This week we are translating chapter 7 of Mark. The religious leaders question Jesus why his disciples did not wash their hands, which broke the “tradition of elders”. It seems that Jesus has little patience for the religious leaders and their traditions. Some could even say that he was ‘intolerant’ towards their belief system.
But, I must always be careful when I read this passage where Jesus throws down the Pharisees, the religious leaders. It is easy to say, “those Pharisees just didn’t get it”, and treat myself exempt from such religiosity. Ironically, in that moment I have placed myself in the same danger of inviting rebuke. But if I was truly honest with myself I am the Pharisee more than I like to admit, no matter how much I want to be David, Daniel, or one of the greats.
Before I begin to challenge traditions I must say that traditions can serve a good purpose. Susan and I love traditions. Every Sunday afternoon we drive out of Northwake’s parking lot to go to Little Caesar’s to pick up the glory of cheap pepperoni pizza. The University of Kentucky has a wonderful tradition of winning and just being awesome. Maybe more universally observed are the various family traditions from one season to another. But like anything on this side of Heaven, anything can become hideous if not rightly devoted.
Here the disciples didn’t wash their hands before they ate. This would give Matt Baker a heart attack. Not because he is a Pharisee but because he has a serious problem with germs.

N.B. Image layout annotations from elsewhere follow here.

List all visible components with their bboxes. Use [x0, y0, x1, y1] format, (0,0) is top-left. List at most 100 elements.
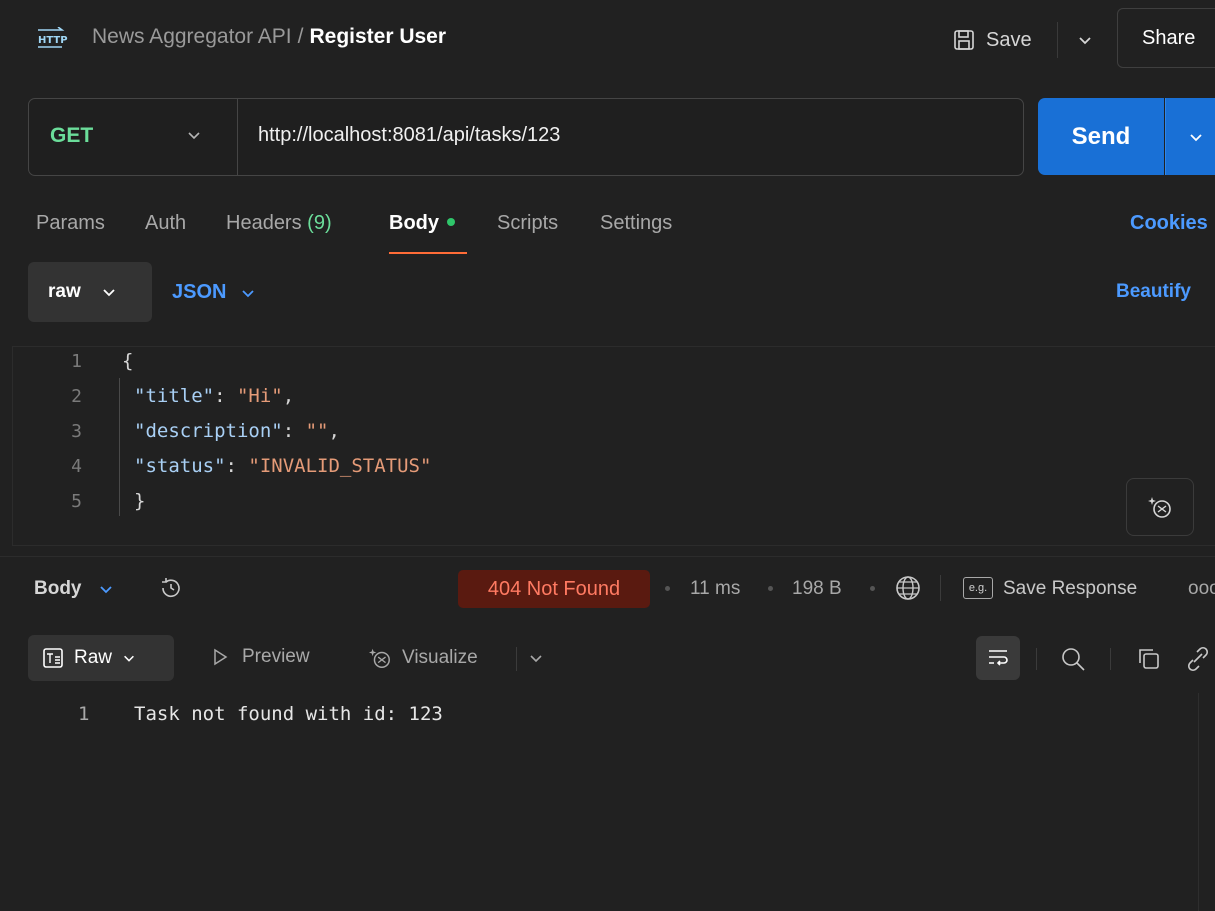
divider	[940, 575, 941, 601]
body-format-label: JSON	[172, 281, 227, 303]
tab-headers[interactable]: Headers (9)	[226, 212, 332, 235]
save-button[interactable]: Save	[948, 16, 1056, 64]
tab-body-label: Body	[389, 212, 439, 234]
request-header: HTTP News Aggregator API / Register User S…	[0, 0, 1215, 80]
send-options-button[interactable]	[1165, 98, 1215, 175]
search-icon[interactable]	[1060, 646, 1086, 672]
sparkle-icon	[368, 648, 390, 668]
body-mode-select[interactable]: raw	[28, 262, 152, 322]
code-line[interactable]: }	[134, 490, 145, 512]
chevron-down-icon[interactable]	[186, 127, 202, 143]
code-line[interactable]: "title": "Hi",	[134, 385, 294, 407]
tab-headers-label: Headers	[226, 212, 302, 234]
body-format-select[interactable]: JSON	[172, 281, 256, 304]
headers-count: (9)	[307, 212, 332, 234]
chevron-down-icon	[103, 289, 115, 297]
line-number: 4	[71, 456, 82, 477]
save-divider	[1057, 22, 1058, 58]
meta-separator	[870, 586, 875, 591]
cookies-link[interactable]: Cookies	[1130, 212, 1208, 235]
raw-label: Raw	[74, 647, 113, 668]
share-button[interactable]: Share	[1117, 8, 1215, 68]
divider	[1036, 648, 1037, 670]
line-number: 1	[71, 351, 82, 372]
beautify-button[interactable]: Beautify	[1116, 281, 1191, 303]
wrap-lines-button[interactable]	[976, 636, 1020, 680]
json-value: "INVALID_STATUS"	[248, 455, 432, 477]
tab-body[interactable]: Body	[389, 212, 455, 235]
active-tab-underline	[389, 252, 467, 254]
request-title[interactable]: Register User	[309, 25, 446, 48]
url-input[interactable]: http://localhost:8081/api/tasks/123	[258, 124, 560, 147]
code-line[interactable]: "status": "INVALID_STATUS"	[134, 455, 431, 477]
breadcrumb: News Aggregator API / Register User	[92, 25, 446, 49]
visualize-label: Visualize	[402, 647, 478, 668]
chevron-down-icon	[242, 289, 255, 297]
example-icon: e.g.	[963, 577, 993, 599]
chevron-down-icon	[99, 586, 112, 594]
response-size[interactable]: 198 B	[792, 578, 842, 600]
meta-separator	[768, 586, 773, 591]
svg-text:HTTP: HTTP	[38, 35, 68, 46]
json-key: "description"	[134, 420, 283, 442]
response-body-label: Body	[34, 578, 82, 599]
response-view-visualize[interactable]: Visualize	[368, 646, 478, 670]
more-options-icon[interactable]: ooo	[1188, 578, 1215, 600]
http-icon: HTTP	[38, 27, 68, 48]
breadcrumb-separator: /	[297, 25, 304, 48]
sparkle-icon	[1148, 497, 1171, 518]
save-options-button[interactable]	[1060, 16, 1110, 64]
code-line[interactable]: "description": "",	[134, 420, 340, 442]
chevron-down-icon	[1189, 133, 1202, 141]
status-text: 404 Not Found	[487, 577, 621, 600]
status-badge[interactable]: 404 Not Found	[458, 570, 650, 608]
preview-label: Preview	[242, 646, 310, 667]
divider	[516, 647, 517, 671]
body-editor[interactable]	[12, 346, 1215, 546]
save-label: Save	[986, 28, 1032, 51]
json-value: ""	[305, 420, 329, 442]
json-value: "Hi"	[236, 385, 283, 407]
json-key: "status"	[134, 455, 226, 477]
tab-auth[interactable]: Auth	[145, 212, 186, 235]
save-response-button[interactable]: Save Response	[1003, 578, 1137, 600]
ai-assist-button[interactable]	[1126, 478, 1194, 536]
tab-params[interactable]: Params	[36, 212, 105, 235]
copy-icon[interactable]	[1136, 646, 1162, 672]
link-icon[interactable]	[1184, 646, 1212, 672]
send-label: Send	[1071, 122, 1131, 150]
play-icon	[214, 648, 228, 666]
response-view-raw[interactable]: Raw	[28, 635, 174, 681]
response-body-text[interactable]: Task not found with id: 123	[134, 703, 443, 725]
meta-separator	[665, 586, 670, 591]
save-icon	[954, 30, 974, 50]
share-label: Share	[1142, 26, 1196, 49]
send-button[interactable]: Send	[1038, 98, 1164, 175]
response-line-number: 1	[78, 703, 90, 725]
code-line[interactable]: {	[122, 350, 133, 372]
line-number: 3	[71, 421, 82, 442]
divider	[1110, 648, 1111, 670]
text-format-icon	[43, 648, 63, 668]
json-key: "title"	[134, 385, 215, 407]
globe-icon[interactable]	[893, 573, 923, 603]
method-select[interactable]: GET	[50, 124, 93, 148]
body-mode-label: raw	[48, 281, 81, 302]
url-divider	[237, 98, 238, 176]
wrap-icon	[989, 650, 1008, 666]
response-body-select[interactable]: Body	[34, 578, 114, 600]
tab-scripts[interactable]: Scripts	[497, 212, 558, 235]
line-number: 5	[71, 491, 82, 512]
chevron-down-icon[interactable]	[528, 650, 544, 666]
tab-settings[interactable]: Settings	[600, 212, 672, 235]
chevron-down-icon	[124, 655, 134, 662]
response-view-preview[interactable]: Preview	[210, 646, 310, 668]
history-icon[interactable]	[158, 575, 184, 601]
chevron-down-icon	[1079, 37, 1091, 45]
pane-splitter[interactable]	[0, 556, 1215, 557]
breadcrumb-collection[interactable]: News Aggregator API	[92, 25, 292, 48]
response-scrollbar[interactable]	[1198, 693, 1215, 911]
response-time[interactable]: 11 ms	[690, 578, 740, 600]
indent-guide	[119, 378, 120, 516]
body-indicator-dot	[447, 217, 455, 226]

The Pharisees, however, got upset not because of germs but because this was a ceremonial cleaning and to not do so broke their tradition. Their traditions became like a tyrant enslaving everyone to a religious observance that became more and more unbiblical. In essence they were adding more to Scripture and creating more arrogance than love.

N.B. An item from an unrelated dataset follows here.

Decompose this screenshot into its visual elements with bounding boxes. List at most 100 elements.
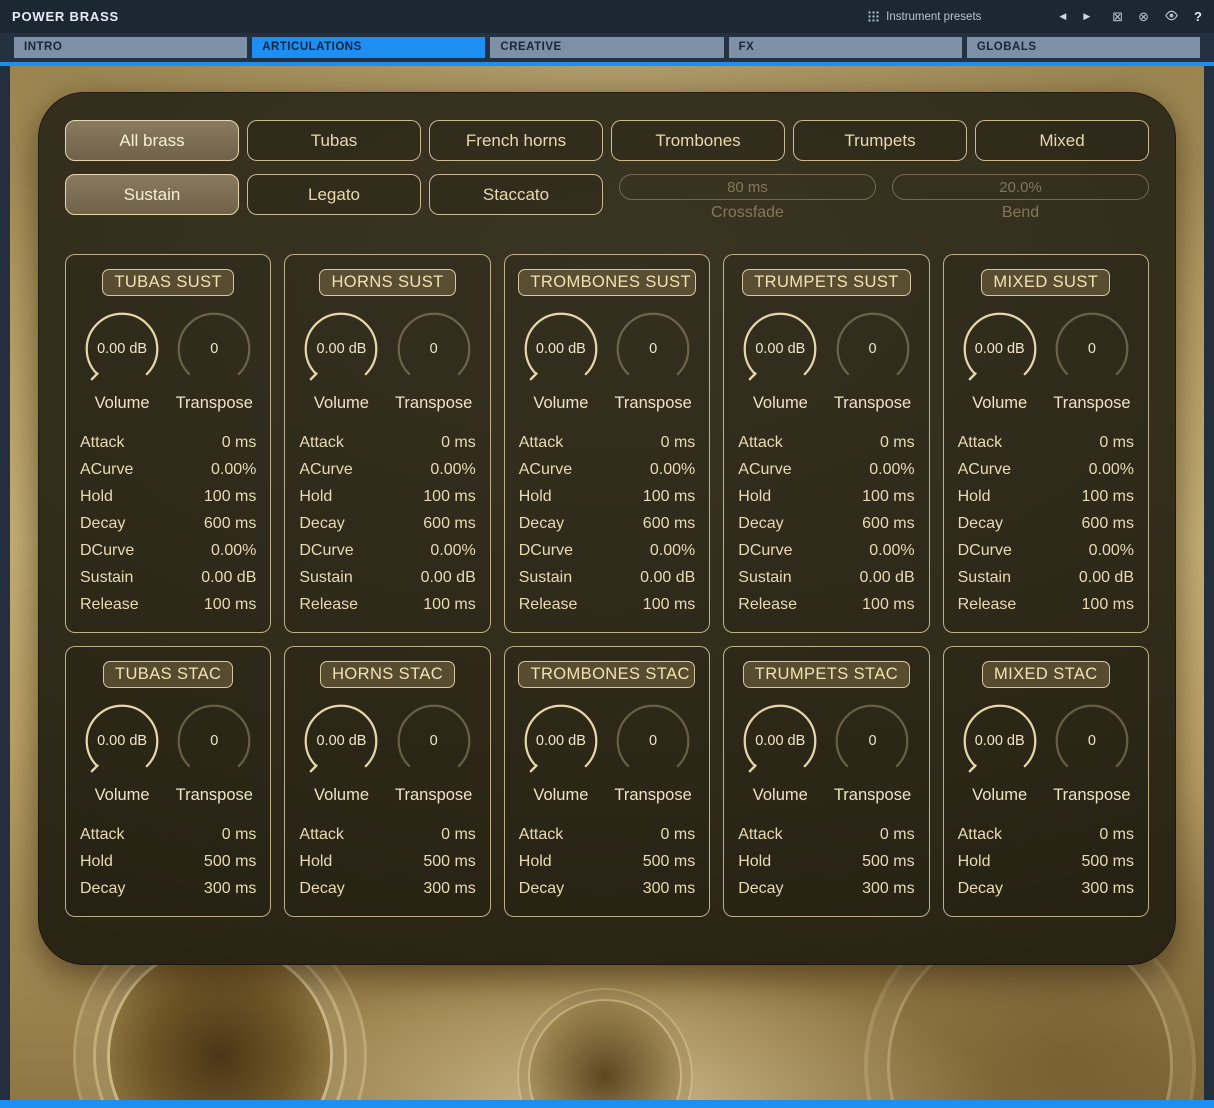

This makes me question what traditions I hold as authoritative that cannot be supported by Scripture. How much of my ‘religion’ is still characterized by men from the 16th century? And though many of them did great things for the Church, how many of the traditions that came from that era do I claim to be infallible because that is the way we have always done it? What if Jesus’ disciples were here? Would we ask Jesus why his disciples are not preaching from pulpits?
I think we should evaluate the things we do. How biblical are they and how effective are they in proclaiming the Kingdom of God? Traditions are good until they usurp the supreme place of God’s commands; until they distract us from the Person of Christ instead of no longer pointing us to Him; until they make us irrelevant to the world around us. If that ever be the case the time for plucking the eye has come.